Há regras legais cuja existência é marcada por uma curiosidade: surgem e muitos dos operadores do Direito levam bastante tempo para identificar seu real conteúdo e alcance. Esse fenômeno costuma ser comum quando se trata de um código novo.

É o que está a ocorrer com a regra do artigo 134, parágrafo 2o., do Código de Processo Civil de 2015, e se refere ao instituto da desconsideração da personalidade jurídica. O texto da norma é o seguinte: “Dispensa-se a instauração do incidente se a desconsideração da personalidade jurídica for requerida na petição inicial, hipótese em que será citado o sócio ou a pessoa jurídica”.

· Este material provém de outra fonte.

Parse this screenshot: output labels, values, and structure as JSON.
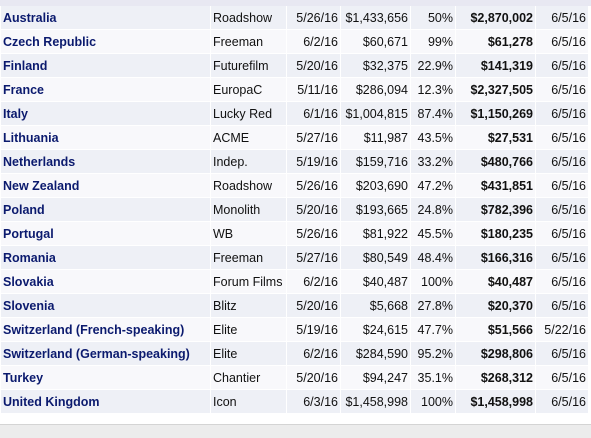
{
  "table": {
    "rows": [
      [
        "Australia",
        "Roadshow",
        "5/26/16",
        "$1,433,656",
        "50%",
        "$2,870,002",
        "6/5/16"
      ],
      [
        "Czech Republic",
        "Freeman",
        "6/2/16",
        "$60,671",
        "99%",
        "$61,278",
        "6/5/16"
      ],
      [
        "Finland",
        "Futurefilm",
        "5/20/16",
        "$32,375",
        "22.9%",
        "$141,319",
        "6/5/16"
      ],
      [
        "France",
        "EuropaC",
        "5/11/16",
        "$286,094",
        "12.3%",
        "$2,327,505",
        "6/5/16"
      ],
      [
        "Italy",
        "Lucky Red",
        "6/1/16",
        "$1,004,815",
        "87.4%",
        "$1,150,269",
        "6/5/16"
      ],
      [
        "Lithuania",
        "ACME",
        "5/27/16",
        "$11,987",
        "43.5%",
        "$27,531",
        "6/5/16"
      ],
      [
        "Netherlands",
        "Indep.",
        "5/19/16",
        "$159,716",
        "33.2%",
        "$480,766",
        "6/5/16"
      ],
      [
        "New Zealand",
        "Roadshow",
        "5/26/16",
        "$203,690",
        "47.2%",
        "$431,851",
        "6/5/16"
      ],
      [
        "Poland",
        "Monolith",
        "5/20/16",
        "$193,665",
        "24.8%",
        "$782,396",
        "6/5/16"
      ],
      [
        "Portugal",
        "WB",
        "5/26/16",
        "$81,922",
        "45.5%",
        "$180,235",
        "6/5/16"
      ],
      [
        "Romania",
        "Freeman",
        "5/27/16",
        "$80,549",
        "48.4%",
        "$166,316",
        "6/5/16"
      ],
      [
        "Slovakia",
        "Forum Films",
        "6/2/16",
        "$40,487",
        "100%",
        "$40,487",
        "6/5/16"
      ],
      [
        "Slovenia",
        "Blitz",
        "5/20/16",
        "$5,668",
        "27.8%",
        "$20,370",
        "6/5/16"
      ],
      [
        "Switzerland (French-speaking)",
        "Elite",
        "5/19/16",
        "$24,615",
        "47.7%",
        "$51,566",
        "5/22/16"
      ],
      [
        "Switzerland (German-speaking)",
        "Elite",
        "6/2/16",
        "$284,590",
        "95.2%",
        "$298,806",
        "6/5/16"
      ],
      [
        "Turkey",
        "Chantier",
        "5/20/16",
        "$94,247",
        "35.1%",
        "$268,312",
        "6/5/16"
      ],
      [
        "United Kingdom",
        "Icon",
        "6/3/16",
        "$1,458,998",
        "100%",
        "$1,458,998",
        "6/5/16"
      ]
    ]
  }
}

Como sabe o leitor, o CPC/2015 avocou para si a regulação do instituto da desconsideração da personalidade jurídica, prevendo que, se a desconsideração da personalidade jurídica for requerida na petição inicial, nessa hipótese não se fará instaurar o incidente, de modo que a discussão sobre se deve haver ou não a desconsideração da personalidade jurídica ocorrerá nos autos da própria ação. Pode parecer que, pensando na economia processual e apenas nela, é que o legislador do CPC/2015 entendeu que seria conveniente dispensar a formação de um incidente. Tratar-se-ia, pois, de uma regra de conteúdo meramente formal. Ledo engano!

Ao trazer para o texto e contexto da peça inicial a matéria que diz respeito à desconsideração da personalidade jurídica, o CPC/2015 fez gerar um importante efeito: a possibilidade de a tutela provisória de urgência de natureza cautelar ser concedida na ação, para abranger a análise dos pressupostos legais quanto à desconsideração da personalidade jurídica, que assim pode ter seus efeitos produzidos imediatamente, no caso de a tutela provisória de urgência ser concedida.

Suponha-se, a título de exemplo, que, promovida uma ação de execução fundada em título executivo judicial, o exequente pugne na peça inicial que se desconsidere a personalidade jurídica do sócio de uma outra empresa, alegando haver uma fraude pela qual se fez criar um grupo econômico que, legalmente, contudo não exista. Como se sabe, o juiz pode conceder no processo de execução tutelas provisórias de urgência quando houver uma situação de risco concreto. O arresto é uma providência cautelar bastante usual em processos de execução. Pode ocorrer, portanto, que o credor, na peça inicial da execução fundada em título executivo extrajudicial, formule pedido de concessão de uma tutela provisória de urgência de natureza cautelar para que efeitos decorrentes da desconsideração da personalidade jurídica sejam imediatamente implementados, como, por exemplo, o arresto de bens de quem deva ser citado para o pedido de desconsideração da personalidade jurídica.

Destarte, diante da regra do artigo 134, parágrafo 2o., do CPC/2015, prevendo que  a desconsideração da personalidade jurídica seja objeto de pedido na peça inicial da ação de execução, é possível que o juiz conceda a tutela provisória de urgência de natureza cautelar não apenas em face da causa de pedir e do pedido formulado na ação de execução, alcançando o patrimônio do executado, mas também no que diz respeito à desconsideração da personalidade jurídica,  bastando que identifique, em cognição sumária, a presença dos requisitos inerentes à tutela cautelar (plausibilidade jurídica e “periculum in mora”), para decretar o arresto de bens de um “terceiro” (daquele em face do qual se pede a desconsideração da personalidade jurídica).

A regra do artigo 134, parágrafo 2o., do CPC/2015 não se limita, portanto, a aspectos puramente formais e de economia processual, trazendo uma sensível modificação no regime das tutelas de urgência no processo de execução.